Dans les pays occidentaux où le nombre de morts du coronavirus se compte par milliers, les foyers de propagation ont été des regroupements de personnes au mois de février 2020 : aux Etats-Unis, une cérémonie de mardi gras en Louisiane ; en France, les élections municipales, et une messe protestante à Mulhouse avec la présence de plus de 2 000 personnes ; les matches de football de huitièmes de finale de coupe d’Europe, en Angleterre, Espagne, Italie, France, Allemagne. Ces pays comptent pour plus de 80 pour cent des infections et décès du coronavirus dans le monde.
Le Coran a prévenu : « Et Nous vous éprouverons par un peu de peur, de faim, de perte de biens, de vies, et de récoltes, mais donne de bonnes nouvelles aux patients » (Coran 2 : 155). La patience n’est pas la résignation. Le Coran exhorte à l’action, à la précaution. Ce ne sont pas les versets qui manquent à cet effet :
- Et ne vous jetez pas par vos propres mains dans la destruction (Coran 2 : 195)

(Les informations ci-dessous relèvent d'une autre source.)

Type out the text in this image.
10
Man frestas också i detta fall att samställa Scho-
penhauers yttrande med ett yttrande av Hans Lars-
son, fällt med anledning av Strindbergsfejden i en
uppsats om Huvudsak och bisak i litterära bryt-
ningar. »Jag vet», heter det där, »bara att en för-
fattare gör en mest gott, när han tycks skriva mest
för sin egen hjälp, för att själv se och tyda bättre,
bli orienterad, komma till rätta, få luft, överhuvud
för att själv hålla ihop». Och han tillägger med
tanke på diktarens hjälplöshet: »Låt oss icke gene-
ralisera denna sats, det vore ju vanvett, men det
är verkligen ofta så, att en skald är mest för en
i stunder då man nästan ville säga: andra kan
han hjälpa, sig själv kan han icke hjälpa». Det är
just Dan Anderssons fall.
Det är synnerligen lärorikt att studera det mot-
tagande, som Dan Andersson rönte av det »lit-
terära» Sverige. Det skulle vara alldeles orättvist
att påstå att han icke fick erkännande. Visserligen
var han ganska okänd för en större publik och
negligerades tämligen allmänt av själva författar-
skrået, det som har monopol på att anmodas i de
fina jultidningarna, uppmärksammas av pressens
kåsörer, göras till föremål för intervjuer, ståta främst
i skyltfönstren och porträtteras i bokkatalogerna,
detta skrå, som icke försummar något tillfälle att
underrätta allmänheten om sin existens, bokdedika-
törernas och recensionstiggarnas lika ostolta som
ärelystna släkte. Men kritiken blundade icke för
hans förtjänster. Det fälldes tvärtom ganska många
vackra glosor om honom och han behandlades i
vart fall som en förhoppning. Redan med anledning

- Et ne vous tuez pas par vous-même (Coran 4 : 29)
Ô croyants ! prenez vos précautions … (Coran 4 : 71)
Allah vous veut la facilité et ne vous veut pas la difficulté (Coran 2 : 186)
Allah n’impose à personne ce qui est au-dessus de ses capacités (Coran 2 : 286 ; Coran 23 : 62).
Le prophète (psl) a poursuivi la sensibilisation sur la prise de précaution. Lors de la survenue d’une épidémie de peste, il lance cette mise en garde :
« Si vous êtes informés de l’éclatement de peste dans un lieu, n’y allez pas ; mais si la peste éclate dans un lieu pendant que où vous y êtes, ne le quittez pas (Boukhari, Mouslim) ».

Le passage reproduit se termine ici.